Isolamento social não pode ser sinônimo de abandono

Desde o início dos decretos de isolamento, temos acompanhado através das redes sociais, inúmeros comentários sobre idosos que desobedecem a determinação e vão “se aglomerar”, em vários lugares. “Não sabem o risco que correm?”, diz uma postagem. Algumas chegam a ser grosseiras e agressivas. Porém, muitas vezes, o medo da possibilidade de contrair o vírus e maior que o da solidão iminente.
Segundo o clínico geral e cardiologista Rhuan Castelo “temos preconizado distanciamento. Pacientes cardiopatas, por natureza, já são pacientes mais ansiosos e deprimidos”. Esses pacientes, além de tratar o coração, tratam condições psicológicas.
“Quando você pensa num jovem, é mais fácil. Habitualmente são mais familiarizados com as novas tecnologias e utilizam essas ferramentas para dar aquela driblada no distanciamento. Mas para o idoso, isso tende a ser mais complicado e pode agravar qualquer quadro depressivo”, diz Castelo.
Para ele, “obviamente, por conta dessa pandemia, não vai poder ir todo mundo na casa dele, mas é bom que se faça um revezamento, uma vez por semana vá alguém, manda mensagens, videochamadas, mesmo que ele não tenha muita habilidade com a tecnologia, vai perceber o quanto é amado, o quanto é bem quisto”, reforça.
O cardiologista reforça que esse “abandono”, pode acarretar a piora de quadros clínicos como cardiopatias, câncer, podendo descompensar um diabetes, o agravar um quadro de hipertensão. “É muito importante tratar a mente desse paciente que já é de alto risco e não recebe mais a visita de ninguém”, conclui.

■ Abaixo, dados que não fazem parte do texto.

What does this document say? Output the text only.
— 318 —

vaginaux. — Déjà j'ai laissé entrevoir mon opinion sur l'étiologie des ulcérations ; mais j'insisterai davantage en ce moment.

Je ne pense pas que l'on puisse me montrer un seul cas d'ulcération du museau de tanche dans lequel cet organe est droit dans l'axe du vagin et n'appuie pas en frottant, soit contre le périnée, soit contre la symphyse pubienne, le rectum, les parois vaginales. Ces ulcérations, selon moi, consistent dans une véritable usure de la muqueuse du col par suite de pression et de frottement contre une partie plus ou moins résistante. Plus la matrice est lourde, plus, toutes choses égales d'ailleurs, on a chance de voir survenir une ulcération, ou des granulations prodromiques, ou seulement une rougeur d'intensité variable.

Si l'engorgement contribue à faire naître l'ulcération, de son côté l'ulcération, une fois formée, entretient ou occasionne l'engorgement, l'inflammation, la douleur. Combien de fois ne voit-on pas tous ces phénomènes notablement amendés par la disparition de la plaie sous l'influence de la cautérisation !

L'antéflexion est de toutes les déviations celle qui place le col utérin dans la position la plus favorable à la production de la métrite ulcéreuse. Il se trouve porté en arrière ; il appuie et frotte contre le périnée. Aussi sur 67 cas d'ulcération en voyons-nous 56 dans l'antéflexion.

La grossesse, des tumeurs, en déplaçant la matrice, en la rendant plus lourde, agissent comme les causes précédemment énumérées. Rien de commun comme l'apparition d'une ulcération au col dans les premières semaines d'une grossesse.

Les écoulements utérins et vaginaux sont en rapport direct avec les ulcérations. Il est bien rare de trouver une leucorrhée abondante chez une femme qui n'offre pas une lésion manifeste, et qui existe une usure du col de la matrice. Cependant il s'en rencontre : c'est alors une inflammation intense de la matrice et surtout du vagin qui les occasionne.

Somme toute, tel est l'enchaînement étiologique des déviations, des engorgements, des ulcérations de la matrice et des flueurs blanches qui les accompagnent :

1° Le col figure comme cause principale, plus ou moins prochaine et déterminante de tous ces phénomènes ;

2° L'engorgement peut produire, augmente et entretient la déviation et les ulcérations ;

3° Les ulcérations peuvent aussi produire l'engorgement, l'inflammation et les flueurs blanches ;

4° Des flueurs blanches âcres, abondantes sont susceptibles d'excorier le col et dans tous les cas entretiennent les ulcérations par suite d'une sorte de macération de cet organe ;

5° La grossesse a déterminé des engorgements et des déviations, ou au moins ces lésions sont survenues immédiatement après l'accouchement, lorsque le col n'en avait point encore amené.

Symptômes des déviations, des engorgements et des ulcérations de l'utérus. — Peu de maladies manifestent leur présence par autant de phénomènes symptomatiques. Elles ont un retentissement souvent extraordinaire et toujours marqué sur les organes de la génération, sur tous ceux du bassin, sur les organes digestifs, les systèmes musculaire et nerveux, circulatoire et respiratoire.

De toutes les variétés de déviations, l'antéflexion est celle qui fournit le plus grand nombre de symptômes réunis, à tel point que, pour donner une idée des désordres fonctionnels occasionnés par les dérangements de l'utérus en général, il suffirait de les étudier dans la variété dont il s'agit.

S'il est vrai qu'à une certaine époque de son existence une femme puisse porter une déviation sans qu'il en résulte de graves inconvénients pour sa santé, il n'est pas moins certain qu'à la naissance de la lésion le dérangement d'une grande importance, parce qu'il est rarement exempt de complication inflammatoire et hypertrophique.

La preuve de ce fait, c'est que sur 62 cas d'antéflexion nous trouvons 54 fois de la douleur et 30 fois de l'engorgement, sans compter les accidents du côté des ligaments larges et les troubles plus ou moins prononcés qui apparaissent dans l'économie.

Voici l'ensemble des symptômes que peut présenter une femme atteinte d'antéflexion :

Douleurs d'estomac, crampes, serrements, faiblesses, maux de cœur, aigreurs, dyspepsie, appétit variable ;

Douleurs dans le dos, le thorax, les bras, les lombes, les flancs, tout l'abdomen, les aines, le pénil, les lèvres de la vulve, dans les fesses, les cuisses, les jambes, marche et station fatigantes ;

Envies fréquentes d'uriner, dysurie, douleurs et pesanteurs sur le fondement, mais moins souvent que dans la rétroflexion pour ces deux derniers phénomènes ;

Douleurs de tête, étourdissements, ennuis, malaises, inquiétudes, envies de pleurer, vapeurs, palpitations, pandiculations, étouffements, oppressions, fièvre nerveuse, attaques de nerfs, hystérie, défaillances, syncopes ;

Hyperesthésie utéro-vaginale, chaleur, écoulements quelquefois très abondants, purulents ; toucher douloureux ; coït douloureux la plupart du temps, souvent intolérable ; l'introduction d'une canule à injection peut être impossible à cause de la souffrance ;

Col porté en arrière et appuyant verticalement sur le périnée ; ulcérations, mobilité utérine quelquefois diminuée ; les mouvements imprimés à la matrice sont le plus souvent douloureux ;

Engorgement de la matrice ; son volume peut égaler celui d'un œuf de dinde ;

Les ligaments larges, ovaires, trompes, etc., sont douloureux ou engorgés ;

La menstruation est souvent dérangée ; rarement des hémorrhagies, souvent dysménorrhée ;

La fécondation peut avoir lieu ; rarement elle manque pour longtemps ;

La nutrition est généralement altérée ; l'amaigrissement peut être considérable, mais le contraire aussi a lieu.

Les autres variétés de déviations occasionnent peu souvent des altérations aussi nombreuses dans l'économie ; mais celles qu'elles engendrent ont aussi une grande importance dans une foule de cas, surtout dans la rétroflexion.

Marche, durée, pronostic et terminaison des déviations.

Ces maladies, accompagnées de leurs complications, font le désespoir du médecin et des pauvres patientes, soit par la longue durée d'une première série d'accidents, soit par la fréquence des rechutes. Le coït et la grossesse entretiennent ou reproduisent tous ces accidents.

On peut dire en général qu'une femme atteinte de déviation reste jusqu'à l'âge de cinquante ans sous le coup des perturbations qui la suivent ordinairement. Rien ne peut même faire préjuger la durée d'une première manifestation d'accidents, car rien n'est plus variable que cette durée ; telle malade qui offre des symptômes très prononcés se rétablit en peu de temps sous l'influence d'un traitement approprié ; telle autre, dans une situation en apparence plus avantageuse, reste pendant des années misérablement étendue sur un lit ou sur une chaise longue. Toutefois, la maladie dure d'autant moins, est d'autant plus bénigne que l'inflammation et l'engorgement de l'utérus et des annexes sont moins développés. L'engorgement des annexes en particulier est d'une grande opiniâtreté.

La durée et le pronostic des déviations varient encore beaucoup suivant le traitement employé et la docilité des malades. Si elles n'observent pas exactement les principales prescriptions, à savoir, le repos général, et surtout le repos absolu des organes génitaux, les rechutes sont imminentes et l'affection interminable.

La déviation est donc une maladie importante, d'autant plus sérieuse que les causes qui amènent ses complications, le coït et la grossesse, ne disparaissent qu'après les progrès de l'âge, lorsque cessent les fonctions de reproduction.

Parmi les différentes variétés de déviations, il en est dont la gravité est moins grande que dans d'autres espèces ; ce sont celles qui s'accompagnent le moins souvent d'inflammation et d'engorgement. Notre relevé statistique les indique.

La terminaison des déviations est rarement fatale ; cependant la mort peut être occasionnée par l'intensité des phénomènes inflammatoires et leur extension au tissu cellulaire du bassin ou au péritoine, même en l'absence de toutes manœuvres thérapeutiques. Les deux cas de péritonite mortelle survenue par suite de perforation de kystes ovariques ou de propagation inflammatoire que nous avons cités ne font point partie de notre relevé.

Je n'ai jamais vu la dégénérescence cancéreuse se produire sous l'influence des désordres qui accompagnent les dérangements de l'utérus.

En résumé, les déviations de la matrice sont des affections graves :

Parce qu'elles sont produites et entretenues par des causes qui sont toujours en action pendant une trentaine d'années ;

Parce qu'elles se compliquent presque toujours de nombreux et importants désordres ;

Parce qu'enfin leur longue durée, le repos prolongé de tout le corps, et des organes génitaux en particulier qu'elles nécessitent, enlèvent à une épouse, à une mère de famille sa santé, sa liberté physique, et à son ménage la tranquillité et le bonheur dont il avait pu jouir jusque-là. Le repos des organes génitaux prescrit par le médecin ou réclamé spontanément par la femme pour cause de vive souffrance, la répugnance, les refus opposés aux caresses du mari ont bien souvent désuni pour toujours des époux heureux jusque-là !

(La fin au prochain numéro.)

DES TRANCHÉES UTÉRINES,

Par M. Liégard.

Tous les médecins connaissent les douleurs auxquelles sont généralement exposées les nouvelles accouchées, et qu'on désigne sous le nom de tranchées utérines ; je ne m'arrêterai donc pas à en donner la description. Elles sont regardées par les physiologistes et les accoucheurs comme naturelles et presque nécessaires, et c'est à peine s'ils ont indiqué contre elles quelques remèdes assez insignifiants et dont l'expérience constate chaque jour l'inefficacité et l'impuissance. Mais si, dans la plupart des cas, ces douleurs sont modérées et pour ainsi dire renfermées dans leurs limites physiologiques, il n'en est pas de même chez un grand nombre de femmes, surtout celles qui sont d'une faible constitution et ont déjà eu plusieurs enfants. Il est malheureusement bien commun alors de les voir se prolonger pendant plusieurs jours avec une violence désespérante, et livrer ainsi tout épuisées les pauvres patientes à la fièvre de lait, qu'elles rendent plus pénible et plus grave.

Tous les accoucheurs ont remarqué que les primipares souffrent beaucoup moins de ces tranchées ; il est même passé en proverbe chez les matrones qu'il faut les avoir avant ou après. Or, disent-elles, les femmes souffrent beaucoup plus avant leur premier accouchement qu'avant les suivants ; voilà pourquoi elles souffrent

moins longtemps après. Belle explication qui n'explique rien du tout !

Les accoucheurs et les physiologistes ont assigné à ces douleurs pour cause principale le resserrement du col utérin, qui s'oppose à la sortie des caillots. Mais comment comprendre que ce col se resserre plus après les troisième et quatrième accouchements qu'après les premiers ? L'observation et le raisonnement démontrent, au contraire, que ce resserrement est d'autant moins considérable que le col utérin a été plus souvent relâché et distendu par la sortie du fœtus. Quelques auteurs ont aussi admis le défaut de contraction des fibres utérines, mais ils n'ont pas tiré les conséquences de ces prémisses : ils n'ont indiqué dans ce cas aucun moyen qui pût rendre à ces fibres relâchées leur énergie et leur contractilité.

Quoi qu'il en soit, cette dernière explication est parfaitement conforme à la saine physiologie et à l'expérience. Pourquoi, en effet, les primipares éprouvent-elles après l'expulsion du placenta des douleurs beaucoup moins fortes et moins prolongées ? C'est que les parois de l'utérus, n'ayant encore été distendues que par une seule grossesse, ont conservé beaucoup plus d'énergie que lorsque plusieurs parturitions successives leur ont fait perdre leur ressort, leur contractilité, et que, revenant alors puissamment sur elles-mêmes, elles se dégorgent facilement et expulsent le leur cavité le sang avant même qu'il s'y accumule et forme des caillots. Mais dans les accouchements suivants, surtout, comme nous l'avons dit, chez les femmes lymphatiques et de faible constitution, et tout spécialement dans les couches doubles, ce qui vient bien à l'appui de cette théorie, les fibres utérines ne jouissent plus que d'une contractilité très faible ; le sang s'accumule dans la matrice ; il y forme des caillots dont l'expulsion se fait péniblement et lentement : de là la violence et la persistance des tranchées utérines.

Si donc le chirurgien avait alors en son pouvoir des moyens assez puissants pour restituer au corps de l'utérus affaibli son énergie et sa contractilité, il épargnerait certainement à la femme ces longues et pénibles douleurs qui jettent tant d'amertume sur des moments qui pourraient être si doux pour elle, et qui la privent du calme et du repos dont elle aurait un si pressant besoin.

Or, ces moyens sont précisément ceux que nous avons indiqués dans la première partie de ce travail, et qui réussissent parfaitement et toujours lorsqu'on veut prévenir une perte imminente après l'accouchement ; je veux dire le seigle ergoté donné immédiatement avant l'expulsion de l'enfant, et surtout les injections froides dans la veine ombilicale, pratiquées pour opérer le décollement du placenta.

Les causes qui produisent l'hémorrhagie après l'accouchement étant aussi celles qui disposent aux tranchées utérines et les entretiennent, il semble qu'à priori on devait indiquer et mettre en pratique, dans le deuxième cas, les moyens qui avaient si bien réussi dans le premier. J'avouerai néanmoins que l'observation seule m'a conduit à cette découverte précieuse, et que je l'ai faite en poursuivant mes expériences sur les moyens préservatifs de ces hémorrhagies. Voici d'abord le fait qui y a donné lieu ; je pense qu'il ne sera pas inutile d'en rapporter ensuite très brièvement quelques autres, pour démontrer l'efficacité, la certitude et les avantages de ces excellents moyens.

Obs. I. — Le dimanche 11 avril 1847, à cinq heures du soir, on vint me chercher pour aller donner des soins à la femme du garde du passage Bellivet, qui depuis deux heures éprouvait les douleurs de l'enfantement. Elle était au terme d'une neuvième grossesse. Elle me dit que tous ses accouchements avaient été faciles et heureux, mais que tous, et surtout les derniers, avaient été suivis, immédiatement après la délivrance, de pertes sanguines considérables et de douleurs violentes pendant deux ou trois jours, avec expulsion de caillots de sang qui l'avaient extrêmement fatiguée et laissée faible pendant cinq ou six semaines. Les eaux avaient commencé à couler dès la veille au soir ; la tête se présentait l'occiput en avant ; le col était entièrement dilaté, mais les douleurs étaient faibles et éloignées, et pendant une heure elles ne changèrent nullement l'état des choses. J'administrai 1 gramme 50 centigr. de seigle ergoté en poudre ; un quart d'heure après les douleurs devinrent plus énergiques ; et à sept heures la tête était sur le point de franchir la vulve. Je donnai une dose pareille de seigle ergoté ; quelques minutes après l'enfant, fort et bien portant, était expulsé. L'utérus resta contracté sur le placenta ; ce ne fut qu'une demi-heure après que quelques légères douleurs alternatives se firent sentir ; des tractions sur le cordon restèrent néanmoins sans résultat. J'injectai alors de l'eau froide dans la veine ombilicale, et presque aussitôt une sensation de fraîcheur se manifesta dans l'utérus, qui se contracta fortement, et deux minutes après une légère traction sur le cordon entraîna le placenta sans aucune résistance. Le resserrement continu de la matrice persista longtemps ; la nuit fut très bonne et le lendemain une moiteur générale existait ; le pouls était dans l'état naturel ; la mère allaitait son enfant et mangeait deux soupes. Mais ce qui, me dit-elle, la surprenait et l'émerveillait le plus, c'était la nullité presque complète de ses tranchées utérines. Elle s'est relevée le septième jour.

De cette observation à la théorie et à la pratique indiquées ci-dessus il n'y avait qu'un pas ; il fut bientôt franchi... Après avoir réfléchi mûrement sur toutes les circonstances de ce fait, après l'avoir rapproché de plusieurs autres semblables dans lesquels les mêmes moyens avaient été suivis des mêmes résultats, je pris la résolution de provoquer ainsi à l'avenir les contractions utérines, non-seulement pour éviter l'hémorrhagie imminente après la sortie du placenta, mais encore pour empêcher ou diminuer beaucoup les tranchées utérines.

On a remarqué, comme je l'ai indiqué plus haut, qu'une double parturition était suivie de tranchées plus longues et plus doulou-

Parece interessante nos questionarmos: Se a mortalidade fosse maior entre crianças e adultos jovens, estaríamos nos comportando diferente? Esses valores que associam a juventude, a produtividade, a beleza e o amor somente às pessoas que não são velhas estão enraizados na nossa cultura. No Brasil esse tipo de discurso é muito forte. A única forma de as pessoas mudarem é pensar que ou já são velhas hoje, ou serão amanhã. Estão falando delas também, de como serão tratadas quando ficarem velhas. O que está em jogo agora são valores a respeito do significado da vida. Eles não são velhinhos descartáveis.